N.E. inaugural ball caps Obama’s whirlwind day
Brian Wright O’Connor | 1/28/2009, 7:37 a.m.
WASHINGTON — With the first sign of President Barack Obama’s imminent arrival, the frigid wait in long security lines, the cash bars serving weak drinks, and the skimpy food seemed all but forgotten.
Thousands of revelers rushed onto the marble floors of barrel-vaulted Union Station to watch Vice President Joe Biden and his wife, Dr. Jill Biden, take to the viewing stage for brief comments and an even briefer spin round the dance floor of the Eastern Inaugural Ball.
Biden’s praise for headline entertainer James Taylor — “Now that’s my generation!” — received polite applause from the New England crowd.
The audience was impatient.

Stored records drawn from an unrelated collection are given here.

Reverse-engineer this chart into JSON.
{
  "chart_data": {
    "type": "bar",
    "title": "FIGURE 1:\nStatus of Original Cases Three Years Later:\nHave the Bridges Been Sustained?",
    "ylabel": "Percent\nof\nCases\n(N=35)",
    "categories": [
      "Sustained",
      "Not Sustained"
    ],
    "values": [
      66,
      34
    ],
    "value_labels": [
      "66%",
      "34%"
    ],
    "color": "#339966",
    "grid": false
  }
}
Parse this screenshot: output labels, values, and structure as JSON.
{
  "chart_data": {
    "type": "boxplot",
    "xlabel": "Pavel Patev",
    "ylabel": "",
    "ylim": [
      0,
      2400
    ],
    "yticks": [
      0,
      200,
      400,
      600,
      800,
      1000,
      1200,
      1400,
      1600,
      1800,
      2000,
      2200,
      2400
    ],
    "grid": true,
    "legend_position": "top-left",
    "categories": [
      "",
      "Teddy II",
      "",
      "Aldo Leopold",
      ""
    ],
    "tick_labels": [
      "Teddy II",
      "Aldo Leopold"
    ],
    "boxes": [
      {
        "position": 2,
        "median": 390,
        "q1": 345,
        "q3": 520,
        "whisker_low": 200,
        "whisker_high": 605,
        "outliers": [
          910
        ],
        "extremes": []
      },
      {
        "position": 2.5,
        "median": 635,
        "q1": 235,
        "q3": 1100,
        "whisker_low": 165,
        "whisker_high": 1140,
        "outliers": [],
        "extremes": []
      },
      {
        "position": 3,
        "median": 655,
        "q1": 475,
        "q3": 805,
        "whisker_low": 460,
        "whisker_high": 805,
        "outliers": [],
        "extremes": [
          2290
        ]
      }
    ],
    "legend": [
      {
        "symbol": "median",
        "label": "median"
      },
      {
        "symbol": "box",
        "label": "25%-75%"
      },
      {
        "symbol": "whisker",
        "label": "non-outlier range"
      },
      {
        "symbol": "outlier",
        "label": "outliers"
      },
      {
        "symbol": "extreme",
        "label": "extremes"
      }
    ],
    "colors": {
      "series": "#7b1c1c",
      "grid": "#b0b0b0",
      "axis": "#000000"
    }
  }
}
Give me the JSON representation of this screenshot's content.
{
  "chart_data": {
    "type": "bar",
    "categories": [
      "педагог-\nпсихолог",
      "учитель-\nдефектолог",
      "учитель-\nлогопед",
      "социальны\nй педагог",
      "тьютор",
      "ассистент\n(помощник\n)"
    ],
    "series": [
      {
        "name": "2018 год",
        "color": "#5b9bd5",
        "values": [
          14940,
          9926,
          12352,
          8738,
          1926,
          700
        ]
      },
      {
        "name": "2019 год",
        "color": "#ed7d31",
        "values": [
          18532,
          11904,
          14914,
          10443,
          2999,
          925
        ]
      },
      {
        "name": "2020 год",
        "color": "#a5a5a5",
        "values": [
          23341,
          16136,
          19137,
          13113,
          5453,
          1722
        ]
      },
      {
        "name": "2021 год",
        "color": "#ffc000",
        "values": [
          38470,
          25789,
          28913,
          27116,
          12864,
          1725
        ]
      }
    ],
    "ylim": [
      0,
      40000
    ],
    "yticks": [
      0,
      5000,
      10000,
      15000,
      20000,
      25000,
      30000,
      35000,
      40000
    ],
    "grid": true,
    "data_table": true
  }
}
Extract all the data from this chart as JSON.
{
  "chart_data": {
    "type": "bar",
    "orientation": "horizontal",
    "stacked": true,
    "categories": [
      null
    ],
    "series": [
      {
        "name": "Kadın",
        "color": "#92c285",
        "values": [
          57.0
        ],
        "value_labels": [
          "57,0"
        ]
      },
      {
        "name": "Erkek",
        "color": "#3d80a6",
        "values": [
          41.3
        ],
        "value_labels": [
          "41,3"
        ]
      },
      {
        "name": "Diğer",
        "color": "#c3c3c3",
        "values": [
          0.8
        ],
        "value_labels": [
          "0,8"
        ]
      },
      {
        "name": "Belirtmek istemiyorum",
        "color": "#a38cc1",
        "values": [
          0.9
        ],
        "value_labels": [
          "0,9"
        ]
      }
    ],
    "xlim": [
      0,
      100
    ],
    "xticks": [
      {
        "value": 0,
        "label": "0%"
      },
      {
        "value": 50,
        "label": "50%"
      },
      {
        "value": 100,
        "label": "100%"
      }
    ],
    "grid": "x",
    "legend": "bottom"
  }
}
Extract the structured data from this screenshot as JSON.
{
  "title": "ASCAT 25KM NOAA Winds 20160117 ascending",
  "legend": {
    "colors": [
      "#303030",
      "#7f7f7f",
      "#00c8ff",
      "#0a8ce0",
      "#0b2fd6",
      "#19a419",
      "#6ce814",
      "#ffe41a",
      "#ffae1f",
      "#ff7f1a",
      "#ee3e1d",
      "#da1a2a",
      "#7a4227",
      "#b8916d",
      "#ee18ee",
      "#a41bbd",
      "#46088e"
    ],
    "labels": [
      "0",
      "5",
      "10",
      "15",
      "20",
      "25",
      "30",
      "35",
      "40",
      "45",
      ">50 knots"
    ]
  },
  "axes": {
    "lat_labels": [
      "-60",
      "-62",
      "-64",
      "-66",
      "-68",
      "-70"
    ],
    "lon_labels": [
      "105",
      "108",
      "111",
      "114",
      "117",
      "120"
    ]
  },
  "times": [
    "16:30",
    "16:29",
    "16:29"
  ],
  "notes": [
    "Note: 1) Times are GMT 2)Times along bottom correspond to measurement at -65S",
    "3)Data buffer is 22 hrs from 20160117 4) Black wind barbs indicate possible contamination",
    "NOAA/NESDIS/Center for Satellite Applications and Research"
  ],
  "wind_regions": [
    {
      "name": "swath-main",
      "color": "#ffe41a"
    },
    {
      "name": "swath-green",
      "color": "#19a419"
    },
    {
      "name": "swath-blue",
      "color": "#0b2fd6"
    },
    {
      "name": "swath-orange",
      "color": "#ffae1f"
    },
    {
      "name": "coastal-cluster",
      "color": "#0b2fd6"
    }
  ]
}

The midnight timing seemed a consolation gift after reports had circulated that the First Couple would not appear at the train station until 2:30 a.m., their last stop in a punishing schedule of 10 inaugural galas.
Moments after the Bidens departed, a military color guard took to the stage. The Marine Band struck up a martial tune, the notes echoing off the coffered ceiling.
“Ladies and gentlemen,” said an announcer during a pause in the brass, “the president of the United States and the first lady.”
Sight lines disappeared as thousands of arms went up, holding cell phones and cameras to record the Obamas’ arrival. Flashes went off like artillery batteries. Women in sequins and pumps jumped in the air to get a better look at the celebrity couple. Men in black ties cheered like schoolboys for the elegant pair.
President Obama waved his hand to calm the crowd and took a cordless microphone from an aide.
“Did you enjoy today?” asked the president, his voice slightly cracking. Cheers went up again.
“Today was your day. Today was a day that represented all your efforts, all your faith, all your confidence, and what’s possible in America,” he said.
“They said it couldn’t be done and you did it,” said Obama. “And if we apply that not just to elections but to jobs, to how we rebuild our communities, then when people tell you we can’t employ folks who are out of work, you say …”
“Yes, we can!” rose the chorus from the crowd.
“When folks say, ‘Well, you can’t fix the health care system,’ you say…”
“Yes, we can!”
“There is something in the spirit of the American people that insists on recreating this country when we get a little off course. And that’s what’s powered this election,” said the 47-year-old commander in chief. “It’s what’s given our team the kind of energy that has allowed us to overcome extraordinary obstacles. And it’s what gives me so much confidence that our better days are ahead.
“As long as all of you understand that this is not the end. This is the beginning. And we are gonna need you tomorrow, we’re gonna need you next week, we’re gonna need you next month, next year and into the future, because government can’t do it alone. We’re gonna need you each and every step of the way. And if you’re willing to join us, then I think that we can continue this extraordinary ride,” he said, his voice rising, the last words nearly lost in the applause.